Islamic State claimed responsibility for the attack, saying in a statement that two gunmen from its regional affiliate, Islamic State Khorasan Province or ISIS-K, had carried it out.
Mujahid wrote on Twitter the detainee "is a foreign country national and a member of Daesh." He used a local name for ISIS-K but did not say what country the suspect was from. The spokesman asserted that the assault was jointly planned by ISIS-K and anti-Taliban forces.
Pakistani officials said Nizamani was on a routine afternoon walk inside the embassy compound when gunmen opened fire on him from a nearby building. He escaped unhurt, but his Pakistani security guard was hit in the chest and both legs by bullets.

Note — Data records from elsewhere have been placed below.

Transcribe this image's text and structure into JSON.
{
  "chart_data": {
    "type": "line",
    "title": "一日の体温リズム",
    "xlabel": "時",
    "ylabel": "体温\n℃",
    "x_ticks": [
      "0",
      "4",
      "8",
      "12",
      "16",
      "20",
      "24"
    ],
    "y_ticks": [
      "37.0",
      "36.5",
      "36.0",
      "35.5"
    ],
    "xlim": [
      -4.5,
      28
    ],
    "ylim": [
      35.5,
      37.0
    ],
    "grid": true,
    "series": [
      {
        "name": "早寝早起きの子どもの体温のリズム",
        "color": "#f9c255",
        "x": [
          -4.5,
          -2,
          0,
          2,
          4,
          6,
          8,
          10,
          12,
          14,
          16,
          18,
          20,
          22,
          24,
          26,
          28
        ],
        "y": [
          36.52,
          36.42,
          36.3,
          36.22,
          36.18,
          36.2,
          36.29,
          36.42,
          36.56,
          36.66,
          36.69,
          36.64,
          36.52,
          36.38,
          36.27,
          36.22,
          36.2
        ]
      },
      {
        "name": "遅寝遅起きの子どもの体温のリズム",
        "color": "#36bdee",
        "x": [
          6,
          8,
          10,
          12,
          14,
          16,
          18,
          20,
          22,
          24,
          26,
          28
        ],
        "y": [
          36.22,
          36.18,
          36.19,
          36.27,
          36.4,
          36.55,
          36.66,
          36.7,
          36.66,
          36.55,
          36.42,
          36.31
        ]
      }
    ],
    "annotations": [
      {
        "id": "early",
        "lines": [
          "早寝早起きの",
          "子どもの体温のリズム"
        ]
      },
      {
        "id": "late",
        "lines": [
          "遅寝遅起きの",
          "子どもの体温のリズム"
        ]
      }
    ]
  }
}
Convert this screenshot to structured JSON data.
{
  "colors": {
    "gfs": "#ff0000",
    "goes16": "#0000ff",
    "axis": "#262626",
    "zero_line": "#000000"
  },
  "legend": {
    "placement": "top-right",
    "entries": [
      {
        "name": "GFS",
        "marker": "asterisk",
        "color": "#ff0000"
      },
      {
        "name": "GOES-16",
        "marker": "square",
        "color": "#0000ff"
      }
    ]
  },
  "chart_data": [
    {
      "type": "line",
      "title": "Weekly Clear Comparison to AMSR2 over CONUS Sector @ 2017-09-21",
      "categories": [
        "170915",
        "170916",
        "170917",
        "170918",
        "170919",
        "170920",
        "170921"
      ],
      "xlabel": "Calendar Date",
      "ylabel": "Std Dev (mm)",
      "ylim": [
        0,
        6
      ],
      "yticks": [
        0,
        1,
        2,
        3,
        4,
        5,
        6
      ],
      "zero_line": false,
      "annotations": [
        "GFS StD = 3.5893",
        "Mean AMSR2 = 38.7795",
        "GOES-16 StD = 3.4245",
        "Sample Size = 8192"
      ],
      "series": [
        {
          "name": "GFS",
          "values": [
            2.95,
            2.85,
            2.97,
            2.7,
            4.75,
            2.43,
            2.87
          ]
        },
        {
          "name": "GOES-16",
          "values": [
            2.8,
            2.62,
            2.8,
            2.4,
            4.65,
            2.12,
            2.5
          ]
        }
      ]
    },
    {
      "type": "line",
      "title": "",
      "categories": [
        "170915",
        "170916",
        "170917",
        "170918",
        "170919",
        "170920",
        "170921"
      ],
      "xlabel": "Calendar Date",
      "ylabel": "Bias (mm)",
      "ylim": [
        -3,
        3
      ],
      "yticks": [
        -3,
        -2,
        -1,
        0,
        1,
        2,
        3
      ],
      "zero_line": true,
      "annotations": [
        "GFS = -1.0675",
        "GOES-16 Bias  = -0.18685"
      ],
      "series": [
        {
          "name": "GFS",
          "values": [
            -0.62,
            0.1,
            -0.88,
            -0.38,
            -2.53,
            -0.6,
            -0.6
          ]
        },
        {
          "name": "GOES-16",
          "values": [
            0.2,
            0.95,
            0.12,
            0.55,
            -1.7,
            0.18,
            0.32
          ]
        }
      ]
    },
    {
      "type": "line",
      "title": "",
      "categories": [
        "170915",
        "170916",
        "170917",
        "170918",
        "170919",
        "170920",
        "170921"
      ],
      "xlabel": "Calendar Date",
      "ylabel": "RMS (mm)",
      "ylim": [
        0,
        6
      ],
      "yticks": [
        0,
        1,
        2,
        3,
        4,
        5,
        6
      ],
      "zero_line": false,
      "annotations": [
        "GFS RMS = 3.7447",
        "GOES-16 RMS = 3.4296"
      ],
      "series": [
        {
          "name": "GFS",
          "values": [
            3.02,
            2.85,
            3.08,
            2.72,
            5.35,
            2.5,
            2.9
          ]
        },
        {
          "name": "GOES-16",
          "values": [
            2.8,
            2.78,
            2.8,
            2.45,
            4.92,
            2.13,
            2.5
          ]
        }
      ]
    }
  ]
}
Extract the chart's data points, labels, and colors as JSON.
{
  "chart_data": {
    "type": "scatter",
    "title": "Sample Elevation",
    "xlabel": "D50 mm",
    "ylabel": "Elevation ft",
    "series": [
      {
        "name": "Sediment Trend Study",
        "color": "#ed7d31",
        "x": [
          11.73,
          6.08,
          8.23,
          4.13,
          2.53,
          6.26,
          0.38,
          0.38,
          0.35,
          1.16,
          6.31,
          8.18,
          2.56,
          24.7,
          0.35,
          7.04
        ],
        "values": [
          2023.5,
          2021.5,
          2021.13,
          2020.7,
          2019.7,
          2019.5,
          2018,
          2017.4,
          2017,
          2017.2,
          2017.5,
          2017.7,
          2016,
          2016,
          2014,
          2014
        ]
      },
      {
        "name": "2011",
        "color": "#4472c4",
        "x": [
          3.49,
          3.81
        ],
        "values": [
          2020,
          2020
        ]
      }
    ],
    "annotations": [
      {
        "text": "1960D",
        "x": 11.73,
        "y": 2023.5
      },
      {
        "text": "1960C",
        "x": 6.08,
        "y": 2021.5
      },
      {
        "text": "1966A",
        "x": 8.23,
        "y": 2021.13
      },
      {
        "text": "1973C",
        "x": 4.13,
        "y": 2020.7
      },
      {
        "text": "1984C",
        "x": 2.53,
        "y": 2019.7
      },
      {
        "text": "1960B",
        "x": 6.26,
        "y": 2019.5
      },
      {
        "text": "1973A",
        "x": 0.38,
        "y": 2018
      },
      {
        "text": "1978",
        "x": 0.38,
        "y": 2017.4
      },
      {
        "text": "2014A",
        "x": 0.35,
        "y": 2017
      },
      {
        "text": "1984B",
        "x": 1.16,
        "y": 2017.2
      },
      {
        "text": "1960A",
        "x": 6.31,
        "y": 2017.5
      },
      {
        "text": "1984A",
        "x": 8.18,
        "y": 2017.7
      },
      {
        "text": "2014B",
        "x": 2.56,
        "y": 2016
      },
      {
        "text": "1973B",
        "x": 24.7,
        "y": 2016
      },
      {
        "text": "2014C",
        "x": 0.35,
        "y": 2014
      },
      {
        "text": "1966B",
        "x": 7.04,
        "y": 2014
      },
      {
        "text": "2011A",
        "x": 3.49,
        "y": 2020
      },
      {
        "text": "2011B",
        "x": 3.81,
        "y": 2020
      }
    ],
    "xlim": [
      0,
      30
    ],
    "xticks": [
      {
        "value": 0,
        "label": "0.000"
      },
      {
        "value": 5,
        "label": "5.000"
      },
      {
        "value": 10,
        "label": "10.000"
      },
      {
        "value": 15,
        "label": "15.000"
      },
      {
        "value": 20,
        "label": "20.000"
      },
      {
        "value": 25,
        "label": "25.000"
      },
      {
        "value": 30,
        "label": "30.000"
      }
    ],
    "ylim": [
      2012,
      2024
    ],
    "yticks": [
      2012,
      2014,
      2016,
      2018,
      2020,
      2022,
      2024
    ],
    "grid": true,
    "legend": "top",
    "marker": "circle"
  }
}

"Some foreign groups are behind the attack and the intention was to create distrust between the two brotherly countries," Mujahid said. He added the investigation into the shooting incident was continuing and promised to share future details later.
ISIS-K has stepped up high-profile bombings and other terrorist attacks in Afghanistan since the Taliban seized power last year. The violence has killed top Taliban clerics and hundreds of members of the minority Shiite community. The terrorist group also claimed responsibility for a September suicide bombing near the Russian embassy in Kabul that killed two Russian staff and four Afghan visitors.
Pakistan, which shares a nearly 2,600-kilometer border with Afghanistan, has long maintained close ties with the Islamist Taliban. It was one of the three countries, including Saudi Arabia and the United Arab Emirates, that had formally recognized the previous Taliban government in Kabul from 1996 to 2001.
Over the past 20 years, the Pakistani military was routinely accused of sheltering and covertly supporting Taliban fighters as they waged an insurgency against U.S.-led NATO troops providing security to the internationally backed former Afghan government.
The Islamist insurgents regained control of Afghanistan in August 2021 when all foreign troops withdrew from the country and the U.S.-trained Afghan security forces collapsed.
No country has yet recognized the Taliban's rule, but Islamabad has boosted its economic and trade partnership with Kabul to help it deal with the dire humanitarian and financial challenges facing Afghanistan.
Bilateral relations in recent months, however, have become strained over concerns fugitive militants linked to the Pakistani offshoot of the Afghan Taliban have stepped up attacks in Pakistan from Afghan bases since the Taliban takeover.